Entre muitos outros factores, para que a fecundação e a gravidez aconteçam é necessário que:

  • Em cada mês, um dos ovários desenvolva um folículo (uma “bolinha” de líquido que vai crescendo e que, ao atingir cerca de 17 mm de diâmetro, conterá um ovócito maduro) e ocorra a ovulação (rotura do folículo e passagem do ovócito para a trompa).
  • A produção de espermatozóides pelos testículos seja normal ou próxima dos valores normais.

É interessantíssima a constatação da enorme diferença relativamente à produção de gâmetas entre os dois sexos: para que a capacidade reprodutiva seja normal, para a mulher é suficiente que um dos ovários produza um ovócito maduro por mês, enquanto que para o homem é necessário que os testículos produzam milhões de espermatozóides... por dia.

Entre os vários parâmetros a avaliar no estudo do esperma continuam a ser preponderantes o número, a morfologia e a motilidade dos espermatozóides.

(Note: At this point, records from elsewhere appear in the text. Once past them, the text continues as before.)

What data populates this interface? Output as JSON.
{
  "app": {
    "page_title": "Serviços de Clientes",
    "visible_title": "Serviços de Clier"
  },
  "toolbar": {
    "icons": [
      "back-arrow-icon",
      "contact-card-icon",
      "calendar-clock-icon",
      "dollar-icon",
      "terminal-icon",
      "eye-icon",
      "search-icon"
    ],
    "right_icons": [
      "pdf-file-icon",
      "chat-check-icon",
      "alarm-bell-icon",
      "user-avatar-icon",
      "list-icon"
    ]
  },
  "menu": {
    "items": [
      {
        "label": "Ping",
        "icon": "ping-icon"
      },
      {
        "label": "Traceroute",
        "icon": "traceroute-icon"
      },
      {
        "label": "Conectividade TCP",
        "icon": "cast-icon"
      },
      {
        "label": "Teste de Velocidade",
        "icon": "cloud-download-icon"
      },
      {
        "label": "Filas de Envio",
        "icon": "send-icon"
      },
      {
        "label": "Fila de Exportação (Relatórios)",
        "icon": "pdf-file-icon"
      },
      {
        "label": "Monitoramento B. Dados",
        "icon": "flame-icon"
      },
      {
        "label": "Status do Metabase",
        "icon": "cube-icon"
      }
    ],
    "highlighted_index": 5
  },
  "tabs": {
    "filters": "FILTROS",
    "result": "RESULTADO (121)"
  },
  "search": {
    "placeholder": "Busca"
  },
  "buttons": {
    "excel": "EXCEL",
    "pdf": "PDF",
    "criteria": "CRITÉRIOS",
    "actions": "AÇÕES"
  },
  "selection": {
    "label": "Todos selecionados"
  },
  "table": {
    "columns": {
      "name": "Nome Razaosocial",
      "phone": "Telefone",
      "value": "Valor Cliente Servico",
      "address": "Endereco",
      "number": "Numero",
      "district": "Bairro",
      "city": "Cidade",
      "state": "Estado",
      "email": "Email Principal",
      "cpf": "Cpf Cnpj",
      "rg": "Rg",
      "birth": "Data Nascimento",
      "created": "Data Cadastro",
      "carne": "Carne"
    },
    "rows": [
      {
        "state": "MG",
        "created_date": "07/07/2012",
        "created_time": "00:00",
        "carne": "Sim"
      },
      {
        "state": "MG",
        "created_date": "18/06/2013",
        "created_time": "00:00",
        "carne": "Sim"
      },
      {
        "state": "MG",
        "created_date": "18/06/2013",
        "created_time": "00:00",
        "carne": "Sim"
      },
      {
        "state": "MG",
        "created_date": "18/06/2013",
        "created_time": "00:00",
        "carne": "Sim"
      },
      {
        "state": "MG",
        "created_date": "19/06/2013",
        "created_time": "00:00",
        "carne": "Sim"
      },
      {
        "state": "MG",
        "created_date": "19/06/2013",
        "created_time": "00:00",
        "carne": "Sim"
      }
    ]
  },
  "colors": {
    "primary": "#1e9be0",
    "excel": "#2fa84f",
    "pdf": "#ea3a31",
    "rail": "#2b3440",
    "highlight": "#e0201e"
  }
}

Os valores mínimos de referência são: 15 milhões de espermatozóides por ml, 4% de morfologia normal e 25% de motilidade progressiva rápida.

Na altura do nascimento, cada ovário poderá possuir um milhão de folículos primordiais, contendo ovócitos imaturos, mas, a partir da puberdade e até ao fim da vida reprodutiva (menopausa), apenas 400-500 ovócitos atingirão a sua maturidade ovulatória. O homem nasce com células estaminais germinativas nos testículos e começa a produzir espermatozóides a partir da puberdade. Esta produção mantém-se durante toda a vida devido à presença das células estaminais, muito embora com uma tendência para a diminuição da concentração, morfologia normal e motilidade dos espermatozóides a partir da 5ª- 6ª década da vida.

 
     
APARELHO GENITAL FEMININO    APARELHO GENITAL MASCULINO 

 

 

  • A relação sexual aconteça em “período fértil”.
  • As trompas estejam permeáveis à passagem dos espermatozóides e também funcionalmente normais para a captação do ovócito e para “transportarem” o embrião para a cavidade uterina.
  • O ovócito e o espermatozóide sejam estrutural e funcionalmente normais de modo a possibilitar a fecundação e a evolução embrionária (a maioria dos embriões terá anomalias cromossómicas pelo que, em regra, a selecção natural inviabiliza o seu desenvolvimento). 
  • O endométrio esteja receptivo à implantação do embrião.

 

 

esquema
EVOLUÇÃO DO EMBRIÃO AO LONGO DA TROMPA ATÉ À IMPLANTAÇÃO

 

A riqueza e a complexidade dos mecanismos reprodutivos são tais que, mesmo nos casais em que tudo está aparentemente bem, em cada mês, a probabilidade de uma mulher até aos 30 anos alcançar uma gravidez de forma natural ronda os 25%. Esta probabilidade vai diminuindo à medida que a idade da mulher avança, não ultrapassando 10% aos 40 anos e 1% aos 45 anos.

Estes valores médios evidenciam a importância da “idade reprodutiva” da mulher, contrariando a ideia de que a “juventude” que acompanha cada vez mais o avanço da “idade cronológica” também esteja presente com o avançar da “idade reprodutiva”.

No essencial, a “idade reprodutiva” da mulher corresponde à “idade ovocitária”. Isto porque, de forma acentuadamente progressiva (sobretudo a partir dos 38-40 anos), os ovócitos terão anomalias cromossómicas de número (aneuploidias), que, no caso de fecundação, darão origem a embriões anormais. Na grande maioria das situações, por mecanismos de selecção natural, estes embriões anormais sofrem uma paragem de desenvolvimento, que poderá ser imperceptível (por ser muito precoce) ou manifestar-se clinicamente como abortamento espontâneo.